Towns are a key element of global urban infrastructure. At the scale of nations, they are nodes of labour force, local production and tourism. Across regions, networks of towns connect people and infrastructure at scale.
In Scotland, despite the continued drive toward urbanised city economies, 69% of the population still lives in its towns and villages. Most of our towns are essentially creations of the industrial age which began to gather force around the middle of the 18th century. However, from the 1970’s onwards, de-industrialisation across Scotland led to a major shift in the economy towards a service sector base and whilst cities were quick to replace shipbuilding and manufacturing with finance, business services, education, retail and tourism, our towns found it more difficult to reinvent their role and function. Once the mining, manufacturing, steel, textiles or quarrying had gone, by the late 1980's many of our towns were left to reinvent and rediscover their role.
But our towns remain important places to us, they are a living legacy of our history and culture, even the most cynical amongst us will have an emotional attachment to their home town or village, a childhood memory, a sense of pride and identity, we acknowledge their famous sons and daughters, it’s who we are, part of our fabric and DNA.

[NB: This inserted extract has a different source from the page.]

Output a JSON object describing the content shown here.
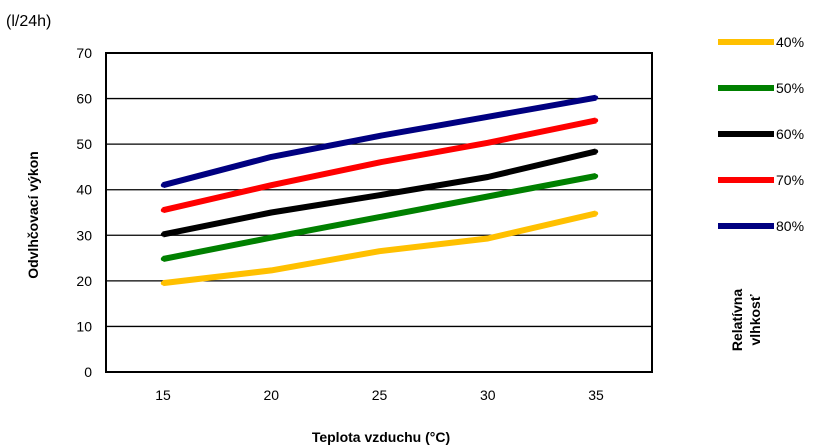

Our towns are not homogenous and whilst some are doing well, many are at a crossroads. The continued drift of talent and youth to city economies, structural changes in retail where we use tablets, online, click and collect, out of town and destination shops, the ongoing impact of the economic recession, dysfunctional property and housing markets, welfare reform, increased migration, less disposable local income and a fast shrinking public sector. The issues are complex and there is no silver bullet solution but a good start to the fight back is to energise and empower people and communities. Lets get businesses and councils working together and reconnecting with the community they serve – it has come full circle in terms of local, ethical and social.
Fundamentally Places are about people and although the way we live our lives has changed dramatically in a generation, we still depend on our towns for meeting friends, for shopping, entertainment, leisure, history, heritage, tourism, culture, public services and for transport. We also depend on them for jobs and businesses, towns continue to make an important economic contribution, they allow us to share resource and services. The places that we live in also have a fundamental impact on our wellbeing and successful places are where people feel engaged and where they play a role in owning, designing and shaping its future. Recent work by the Carnegie UK Trust highlights the benefits of PLACES THAT LOVE PEOPLE.
The future will be a mix of cities and towns which are innovative and embrace change and which offer a good quality life and a sense of like-minded community, the human factor is the driver to achieve this, let's adopt the Governments Can Do Agenda and deliver an economy which is competitive but also socially just. Let’s look at how we can embrace the key themes of accessibility, enterprise, digital, living, community and proactive planning.